A happy kid is a bundle of positive energy and has the ability to light up everyone's spirits. Whether it is turning the house upside down or leaving a mess in their wake, their antics become part of the family anecdotes. But on the other end, a sick child is like an endless pit for draining away any positivity and happiness. Whether it is the refusal to take food or the constant whining, it is heart-breaking and unnatural to see these innocent and hapless children in such a dormant state. As a mother, I have experienced both extremes. Needless to say, I always hope for the former and try to avoid the latter. And I do take very possible measure within my reach to make this happen.
Starting with a diet that is vital for the development of his body and brain, I try to supplement it with health drinks and ayurvedic formulations. With the deteriorating environmental conditions, they are regularly exposed to pollutants and viruses that are becoming increasingly strong. And not to forget the problem of pollen allergies that is very evident in Bangalore. I believe that my child needs that 'extra' bit of care and nutrition to fight and overcome these external enemies. Hence I trust something like Dabur Chyawanprash which draws from the rich and ancient ayurvedic tradition of India and has proven 'immunomodulatory and anti-allergic potential'.

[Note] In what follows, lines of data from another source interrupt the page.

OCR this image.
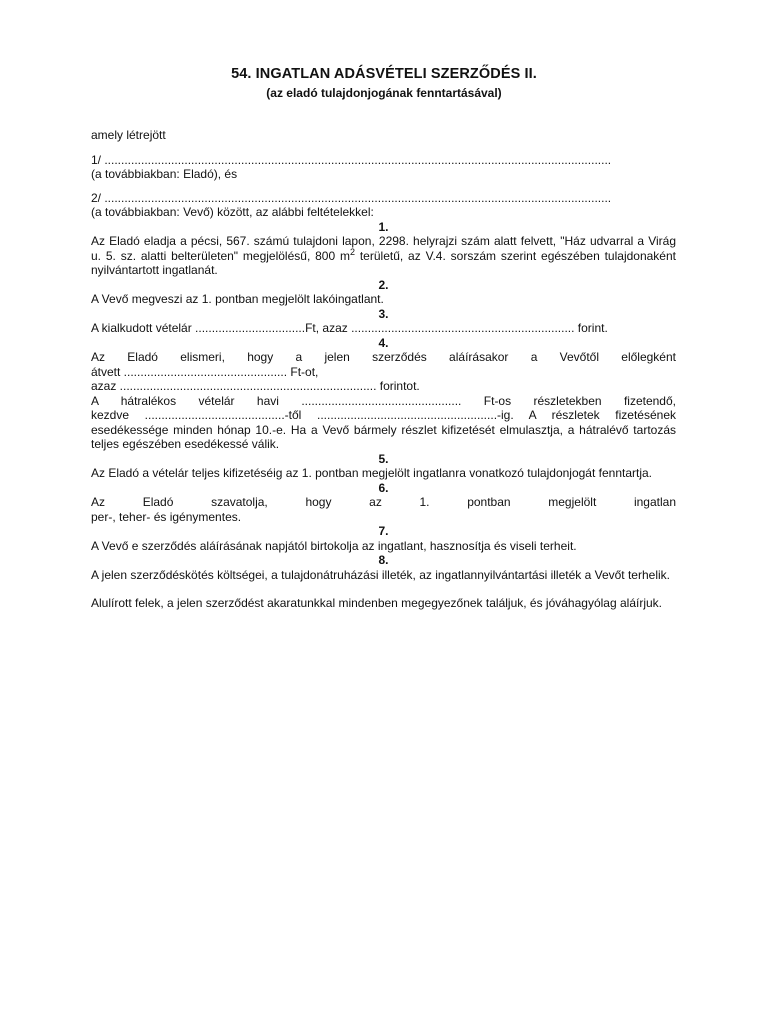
54. INGATLAN ADÁSVÉTELI SZERZŐDÉS II.
(az eladó tulajdonjogának fenntartásával)

amely létrejött

1/ ........................................................................................................................................................

(a továbbiakban: Eladó), és

2/ ........................................................................................................................................................

(a továbbiakban: Vevő) között, az alábbi feltételekkel:

1.

Az Eladó eladja a pécsi, 567. számú tulajdoni lapon, 2298. helyrajzi szám alatt felvett, "Ház udvarral a Virág u. 5. sz. alatti belterületen" megjelölésű, 800 $m^2$ területű, az V.4. sorszám szerint egészében tulajdonaként nyilvántartott ingatlanát.

2.

A Vevő megveszi az 1. pontban megjelölt lakóingatlant.

3.

A kialkudott vételár .................................Ft, azaz ................................................................... forint.

4.

Az Eladó elismeri, hogy a jelen szerződés aláírásakor a Vevőtől előlegként

átvett ................................................. Ft-ot,

azaz ............................................................................. forintot.

A hátralékos vételár havi ................................................ Ft-os részletekben fizetendő,

kezdve ..........................................-től ......................................................-ig. A részletek fizetésének esedékessége minden hónap 10.-e. Ha a Vevő bármely részlet kifizetését elmulasztja, a hátralévő tartozás teljes egészében esedékessé válik.

5.

Az Eladó a vételár teljes kifizetéséig az 1. pontban megjelölt ingatlanra vonatkozó tulajdonjogát fenntartja.

6.

Az Eladó szavatolja, hogy az 1. pontban megjelölt ingatlan

per-, teher- és igénymentes.

7.

A Vevő e szerződés aláírásának napjától birtokolja az ingatlant, hasznosítja és viseli terheit.

8.

A jelen szerződéskötés költségei, a tulajdonátruházási illeték, az ingatlannyilvántartási illeték a Vevőt terhelik.

Alulírott felek, a jelen szerződést akaratunkkal mindenben megegyezőnek találjuk, és jóváhagyólag aláírjuk.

I remember my mother forcing me to take 'Chyawanprash'. As a kid, I hated those white bottles with the red cap and the sketch of a sage etched in red. I think if I looked hard, I would still find a few of those in the storage room. But looking back in time, I do acknowledge that it is very helpful in keeping away/curing minor irritants like a running/itchy nose, sore throat, cough or even sneezing fits (trust me they can be really irritating if they are as bad as mine used to be). Though she would sometimes forget it during the remaining year, my mother always made sure that I took those two spoonfuls of Chyawanprash in the early winter months. 'This is the right time for building immunity', she would exclaim. And I have kept the tradition alive. 'Like mother like daughter'.